The movie starts with Nicolas Cage, and his partner, the excellent Michael Peña, getting up at dawn to go to work as Port Authority policemen. From the first two seconds, we know we are watching a Hollywood production. Everything is a cliché, including a transvestite prostitute who shuffles around 42nd Street, before 9 am, where such beings have become virtually extinct since the Disneyfication of the area. What is admirable and powerful in the film is the extraordinary recreation of the towers, both from inside and from outside. Using extraordinary digital effects, Stone reinvents reality prior to and during the attacks with chilling authenticity. He has the good taste not to recreate the actual crash of the planes and he never shows the towers falling, which one is grateful about, although he does show over and over the images on TV screens, which were replayed that day and beyond ad nauseam. The recreation of the disaster area and the consequences of the first impact is totally genuine (bits of paper flying, smoke, and those infernal ashes). To see the halls of the mall beneath the towers and the subway stations as they were before the attack is shocking. It is also extremely sad.

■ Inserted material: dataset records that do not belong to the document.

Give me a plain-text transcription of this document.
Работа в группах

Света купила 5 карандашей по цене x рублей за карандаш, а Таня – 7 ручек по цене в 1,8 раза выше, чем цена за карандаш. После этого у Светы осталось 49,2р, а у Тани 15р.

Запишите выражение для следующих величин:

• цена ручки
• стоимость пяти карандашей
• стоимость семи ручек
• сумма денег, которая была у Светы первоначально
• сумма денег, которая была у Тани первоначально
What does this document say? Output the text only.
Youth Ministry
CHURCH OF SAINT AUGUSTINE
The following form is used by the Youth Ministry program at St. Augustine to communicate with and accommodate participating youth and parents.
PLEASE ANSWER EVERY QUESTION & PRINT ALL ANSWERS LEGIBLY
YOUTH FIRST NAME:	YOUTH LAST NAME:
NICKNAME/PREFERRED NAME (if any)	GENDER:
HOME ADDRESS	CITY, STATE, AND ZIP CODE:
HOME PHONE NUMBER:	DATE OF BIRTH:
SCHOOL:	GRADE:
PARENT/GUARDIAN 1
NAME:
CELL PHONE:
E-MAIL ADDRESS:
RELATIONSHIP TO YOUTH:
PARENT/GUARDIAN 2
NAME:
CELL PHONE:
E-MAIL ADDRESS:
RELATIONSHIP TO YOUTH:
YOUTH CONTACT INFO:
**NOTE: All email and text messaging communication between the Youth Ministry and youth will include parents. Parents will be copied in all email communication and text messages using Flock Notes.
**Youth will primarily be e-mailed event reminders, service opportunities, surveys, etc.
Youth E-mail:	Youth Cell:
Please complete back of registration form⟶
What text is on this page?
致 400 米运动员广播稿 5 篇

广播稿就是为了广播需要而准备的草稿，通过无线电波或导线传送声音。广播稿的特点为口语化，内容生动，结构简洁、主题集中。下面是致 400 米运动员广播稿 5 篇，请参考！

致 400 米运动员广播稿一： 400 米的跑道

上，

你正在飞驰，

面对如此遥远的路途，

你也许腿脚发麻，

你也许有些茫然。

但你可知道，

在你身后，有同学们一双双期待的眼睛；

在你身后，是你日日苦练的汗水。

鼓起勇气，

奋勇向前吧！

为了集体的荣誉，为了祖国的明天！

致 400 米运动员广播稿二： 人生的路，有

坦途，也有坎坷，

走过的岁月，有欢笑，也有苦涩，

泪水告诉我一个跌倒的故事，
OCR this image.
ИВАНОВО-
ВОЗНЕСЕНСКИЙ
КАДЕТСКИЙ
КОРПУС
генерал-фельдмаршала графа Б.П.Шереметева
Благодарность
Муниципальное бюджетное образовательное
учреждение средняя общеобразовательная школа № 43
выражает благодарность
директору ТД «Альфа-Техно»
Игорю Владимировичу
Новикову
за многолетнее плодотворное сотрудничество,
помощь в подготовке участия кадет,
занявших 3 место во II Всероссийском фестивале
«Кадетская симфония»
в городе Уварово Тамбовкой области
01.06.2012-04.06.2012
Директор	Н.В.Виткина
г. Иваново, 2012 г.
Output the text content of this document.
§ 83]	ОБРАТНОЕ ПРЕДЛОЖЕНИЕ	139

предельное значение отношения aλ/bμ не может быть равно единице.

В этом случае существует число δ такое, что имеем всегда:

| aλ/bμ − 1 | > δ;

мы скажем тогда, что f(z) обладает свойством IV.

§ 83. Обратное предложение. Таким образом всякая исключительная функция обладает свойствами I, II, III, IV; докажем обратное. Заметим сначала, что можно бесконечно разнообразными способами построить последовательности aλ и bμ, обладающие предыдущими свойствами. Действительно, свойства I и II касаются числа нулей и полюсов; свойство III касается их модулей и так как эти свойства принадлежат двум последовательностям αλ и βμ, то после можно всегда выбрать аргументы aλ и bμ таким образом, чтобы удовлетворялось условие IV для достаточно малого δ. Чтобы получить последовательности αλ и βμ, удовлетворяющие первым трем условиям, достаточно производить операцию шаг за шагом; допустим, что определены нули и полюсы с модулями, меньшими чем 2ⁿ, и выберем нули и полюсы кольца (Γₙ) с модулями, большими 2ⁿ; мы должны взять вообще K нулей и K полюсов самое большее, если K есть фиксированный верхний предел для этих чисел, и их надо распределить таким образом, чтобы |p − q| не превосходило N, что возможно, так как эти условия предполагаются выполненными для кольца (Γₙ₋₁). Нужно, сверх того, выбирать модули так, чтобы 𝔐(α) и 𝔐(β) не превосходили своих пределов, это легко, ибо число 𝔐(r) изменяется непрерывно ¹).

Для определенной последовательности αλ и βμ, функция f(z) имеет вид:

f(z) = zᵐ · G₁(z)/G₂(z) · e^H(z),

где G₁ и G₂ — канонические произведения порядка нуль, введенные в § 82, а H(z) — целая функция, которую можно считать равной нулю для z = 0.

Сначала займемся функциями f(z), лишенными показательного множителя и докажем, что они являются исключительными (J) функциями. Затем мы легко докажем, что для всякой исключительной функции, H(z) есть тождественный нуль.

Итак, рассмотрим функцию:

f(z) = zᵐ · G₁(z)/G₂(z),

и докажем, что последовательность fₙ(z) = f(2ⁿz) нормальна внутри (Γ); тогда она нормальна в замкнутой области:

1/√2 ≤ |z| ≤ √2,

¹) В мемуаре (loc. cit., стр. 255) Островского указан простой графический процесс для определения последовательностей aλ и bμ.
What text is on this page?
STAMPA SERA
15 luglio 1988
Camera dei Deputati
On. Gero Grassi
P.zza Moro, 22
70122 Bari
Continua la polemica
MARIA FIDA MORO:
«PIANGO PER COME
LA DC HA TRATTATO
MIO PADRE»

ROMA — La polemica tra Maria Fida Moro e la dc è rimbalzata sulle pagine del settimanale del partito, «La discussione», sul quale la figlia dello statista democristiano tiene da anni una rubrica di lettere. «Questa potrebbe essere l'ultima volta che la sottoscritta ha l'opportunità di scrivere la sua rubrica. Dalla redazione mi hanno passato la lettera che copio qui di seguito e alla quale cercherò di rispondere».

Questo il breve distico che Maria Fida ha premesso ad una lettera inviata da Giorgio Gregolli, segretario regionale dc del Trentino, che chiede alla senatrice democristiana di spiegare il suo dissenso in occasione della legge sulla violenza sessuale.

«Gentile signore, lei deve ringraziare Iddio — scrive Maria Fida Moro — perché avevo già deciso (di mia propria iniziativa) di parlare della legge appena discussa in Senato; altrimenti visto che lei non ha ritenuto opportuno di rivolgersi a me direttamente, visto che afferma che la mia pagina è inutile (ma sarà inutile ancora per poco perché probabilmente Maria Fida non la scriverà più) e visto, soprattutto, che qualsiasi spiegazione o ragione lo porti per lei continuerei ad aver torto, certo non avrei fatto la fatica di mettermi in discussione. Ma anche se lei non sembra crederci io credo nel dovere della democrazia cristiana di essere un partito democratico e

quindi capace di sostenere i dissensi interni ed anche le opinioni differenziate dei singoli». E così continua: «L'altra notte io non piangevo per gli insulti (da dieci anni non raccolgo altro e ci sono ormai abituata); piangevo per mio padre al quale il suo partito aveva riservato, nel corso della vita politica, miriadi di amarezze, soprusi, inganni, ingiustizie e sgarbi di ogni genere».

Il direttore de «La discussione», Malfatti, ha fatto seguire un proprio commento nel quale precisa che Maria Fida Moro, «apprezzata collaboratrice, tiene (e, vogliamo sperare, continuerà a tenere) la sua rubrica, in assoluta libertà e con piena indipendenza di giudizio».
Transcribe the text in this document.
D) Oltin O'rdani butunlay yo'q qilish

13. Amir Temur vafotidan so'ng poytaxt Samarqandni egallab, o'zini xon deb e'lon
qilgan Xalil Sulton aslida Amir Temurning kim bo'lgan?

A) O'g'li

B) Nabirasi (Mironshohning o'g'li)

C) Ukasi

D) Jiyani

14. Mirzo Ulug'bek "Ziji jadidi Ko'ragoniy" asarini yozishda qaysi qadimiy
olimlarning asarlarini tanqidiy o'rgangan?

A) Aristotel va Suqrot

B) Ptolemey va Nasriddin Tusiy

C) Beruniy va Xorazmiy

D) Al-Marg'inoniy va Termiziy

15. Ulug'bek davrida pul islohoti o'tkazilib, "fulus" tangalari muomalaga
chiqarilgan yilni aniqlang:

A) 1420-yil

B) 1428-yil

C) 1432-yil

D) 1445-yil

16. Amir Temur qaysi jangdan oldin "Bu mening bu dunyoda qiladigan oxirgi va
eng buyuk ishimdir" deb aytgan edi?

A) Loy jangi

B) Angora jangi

I can’t say I liked World Trade Center. But it did shake me emotionally. Even though the dialog seemed simplistic, cliched and unrelated to real life, I have to admit I cried rivers of tears.
World Trade Center is an homage to the heroism of the police and the firefighters, but that is the reason why it lacks bite. In contrast to United 93, in which the suspense is unbearable (even though we all know the ending), World Trade Center moves back and forth between the trapped heroes and their families above ground with great emotion but no dramatic tension. The focus on the personal makes it lack conviction and indignation.  The setting is recreated with great fidelity, but the characters feel made up, even if based on actual people. They sound like movie heroes. This is the trap that this event sets for those who want to retell it as fiction in moving images. It is hard to compete with reality.
The movie ends two years later with a happy ending, the heroes more or less recovering, their families grateful. The truth is that many people who survived the attacks have suffered from PTSD. A recent article in New York Magazine interviews several survivors and many of them felt alienated from their families, incapable of sharing their experiences, guilty about having survived and prone to panic attacks. The Village Voice told the story of three firefighters whose lives have been terribly affected by their work in the highly toxic rubble. Many rescuers now suffer from respiratory disease, cancer and other problems.
At the end of the movie, titles appear with the number of victims: 2792 civilians from 87 countries, 343 firefighters and 75 police officers. The film versions of  9/11 remind us that the world is not the same since then. Our reality is more unbelievable than any movie. What shocks is the innocence of terror in which we lived in the good old days.